Ungulati assediano i campi: in Emilia Romagna 507 mila euro di danni

Campi e boschi affollati e assediati da cinghiali, caprioli, daini e cervi. La popolazione di ungulati in Emilia-Romagna vive una crescita forte e costante che, nel 2010, ha provocato danni alle produzioni agricole per 507.092 euro, quasi il doppio rispetto al 2005. Per contenere l’impatto sulle coltivazioni e anche per ridurre gli incidenti stradali indotti dall’attraversamento delle strade da parte di questi grossi animali, la Regione ha messo a punto un’intesa triennale con l’Ispra (Istituto superiore per la protezione e la ricerca ambientale) per fissare una nuova strategia di gestione della fauna.
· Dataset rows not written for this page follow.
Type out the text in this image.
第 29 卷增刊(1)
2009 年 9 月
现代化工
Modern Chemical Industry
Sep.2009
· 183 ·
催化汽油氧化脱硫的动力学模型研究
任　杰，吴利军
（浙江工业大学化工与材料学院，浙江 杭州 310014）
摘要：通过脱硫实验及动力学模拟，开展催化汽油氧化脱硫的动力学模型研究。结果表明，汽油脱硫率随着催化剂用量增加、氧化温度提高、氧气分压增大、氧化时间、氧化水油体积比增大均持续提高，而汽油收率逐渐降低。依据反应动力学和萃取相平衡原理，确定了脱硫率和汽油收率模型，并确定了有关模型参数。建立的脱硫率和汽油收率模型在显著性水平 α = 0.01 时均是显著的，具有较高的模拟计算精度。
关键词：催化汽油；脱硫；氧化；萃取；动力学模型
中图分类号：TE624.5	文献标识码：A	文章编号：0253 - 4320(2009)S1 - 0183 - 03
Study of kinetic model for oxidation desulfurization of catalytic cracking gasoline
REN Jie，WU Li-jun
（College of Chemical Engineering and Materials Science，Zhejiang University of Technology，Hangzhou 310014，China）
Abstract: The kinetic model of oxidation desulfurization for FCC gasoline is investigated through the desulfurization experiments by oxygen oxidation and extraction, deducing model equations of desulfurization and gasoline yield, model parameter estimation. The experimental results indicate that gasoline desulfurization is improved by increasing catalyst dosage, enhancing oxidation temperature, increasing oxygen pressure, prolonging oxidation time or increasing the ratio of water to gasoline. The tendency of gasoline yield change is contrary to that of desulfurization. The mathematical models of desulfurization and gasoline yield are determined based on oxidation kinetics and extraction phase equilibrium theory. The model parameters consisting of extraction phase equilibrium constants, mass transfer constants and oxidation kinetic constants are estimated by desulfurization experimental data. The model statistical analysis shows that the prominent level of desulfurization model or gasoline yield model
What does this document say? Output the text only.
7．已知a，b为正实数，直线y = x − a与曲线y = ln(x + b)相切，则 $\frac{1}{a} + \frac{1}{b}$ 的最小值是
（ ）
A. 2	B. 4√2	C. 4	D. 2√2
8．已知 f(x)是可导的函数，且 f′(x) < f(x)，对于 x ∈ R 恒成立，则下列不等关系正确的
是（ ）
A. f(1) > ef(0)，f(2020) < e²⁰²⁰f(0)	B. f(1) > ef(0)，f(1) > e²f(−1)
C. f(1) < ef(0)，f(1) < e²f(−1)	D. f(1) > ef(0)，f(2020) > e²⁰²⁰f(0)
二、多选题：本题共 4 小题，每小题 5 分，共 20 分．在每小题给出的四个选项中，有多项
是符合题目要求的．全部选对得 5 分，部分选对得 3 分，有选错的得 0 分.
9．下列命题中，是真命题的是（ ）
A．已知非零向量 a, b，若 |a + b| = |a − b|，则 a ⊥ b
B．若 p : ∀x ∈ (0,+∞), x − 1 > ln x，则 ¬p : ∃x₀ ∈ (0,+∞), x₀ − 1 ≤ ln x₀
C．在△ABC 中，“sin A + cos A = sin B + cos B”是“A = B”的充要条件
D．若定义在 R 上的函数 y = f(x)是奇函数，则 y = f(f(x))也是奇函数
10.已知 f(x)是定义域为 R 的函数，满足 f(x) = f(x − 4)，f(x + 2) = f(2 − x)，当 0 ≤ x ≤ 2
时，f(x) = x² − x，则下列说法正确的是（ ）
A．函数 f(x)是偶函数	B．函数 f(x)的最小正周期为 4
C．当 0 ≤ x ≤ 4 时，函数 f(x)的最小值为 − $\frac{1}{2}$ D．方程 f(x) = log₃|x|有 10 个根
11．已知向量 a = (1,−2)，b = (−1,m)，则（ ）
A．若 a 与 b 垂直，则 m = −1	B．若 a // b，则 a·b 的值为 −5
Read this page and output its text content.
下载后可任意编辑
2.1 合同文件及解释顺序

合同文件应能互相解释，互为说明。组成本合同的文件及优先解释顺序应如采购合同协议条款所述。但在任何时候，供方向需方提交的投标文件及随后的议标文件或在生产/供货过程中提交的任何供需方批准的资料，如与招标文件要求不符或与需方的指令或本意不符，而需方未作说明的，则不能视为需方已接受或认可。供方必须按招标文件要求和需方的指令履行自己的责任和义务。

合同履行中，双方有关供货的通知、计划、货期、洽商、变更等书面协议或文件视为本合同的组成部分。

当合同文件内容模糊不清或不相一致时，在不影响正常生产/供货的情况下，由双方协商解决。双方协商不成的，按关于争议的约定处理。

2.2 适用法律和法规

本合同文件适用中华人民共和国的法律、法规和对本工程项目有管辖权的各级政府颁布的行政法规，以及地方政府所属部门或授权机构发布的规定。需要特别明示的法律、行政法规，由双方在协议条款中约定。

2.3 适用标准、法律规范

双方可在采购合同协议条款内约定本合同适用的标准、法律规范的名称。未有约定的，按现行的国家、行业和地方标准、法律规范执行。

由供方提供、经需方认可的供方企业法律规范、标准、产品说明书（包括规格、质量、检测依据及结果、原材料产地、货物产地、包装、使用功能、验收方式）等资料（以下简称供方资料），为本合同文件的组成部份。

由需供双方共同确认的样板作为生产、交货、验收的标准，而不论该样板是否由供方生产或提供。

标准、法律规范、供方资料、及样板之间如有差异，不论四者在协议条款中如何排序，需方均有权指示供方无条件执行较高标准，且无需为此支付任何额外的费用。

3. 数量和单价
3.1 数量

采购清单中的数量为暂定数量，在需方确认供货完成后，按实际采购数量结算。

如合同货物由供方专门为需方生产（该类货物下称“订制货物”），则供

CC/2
In particolare si prevede, nelle zone dove verra’ censita un’eccessiva densita’ di una specie, di autorizzare percentuali di abbattimento superiori a quelle indicate, ora al 20-25%. L’Ispra fara’ da supervisore e definira’ i criteri con cui le varie Province devono realizzare i censimenti e dare il proprio parere sui relativi piani di caccia. ”Qua non si tratta – ha chiarito l’assessore regionale all’ Attivita’ faunistica-venatoria Tiberio Rabboni – di far la guerra ai ‘bambi’. Ma di tornare ad una presenza sostenibile di questi animali. In molte zone della regione non e’ piu’ cosi’, e il mondo agricolo denuncia danni molto pesanti”. Nonostante rispetto al 2009 gli importi accertati siano leggermente calati (da 715.019 euro a 507.092), le cifre rimangono importanti. Il mattatore dei campi e’ di gran lunga il cinghiale che, dal 2004 ad oggi, ha causato danni per 1,9 milioni. Seguono i caprioli (717.097 euro), i cervi (432.938), i daini (38.236) e i mufloni (6.950 euro). Difficile calcolare con precisione quanti siano gli ungulati in regione. I caprioli, la specie per cui il censimento e’ piu’ accurato, sono passati da 15.792 capi nel 2000 a 109.250 nel 2010. E’ Reggio Emilia la provincia piu’ affollata (24.261 capi), seguita da Modena (21.316), Bologna (21.101) e Parma (17.154). Nell’accordo Regione-Ispra, poi, viene adottato il criterio di riferimento di ”soglia di danno economico tollerabile” per i cinghiali, al quale rapportare il prelievo venatorio e ci si propone di contrastare in modo piu’ efficace la presenza di ungulati nelle zone di pianura.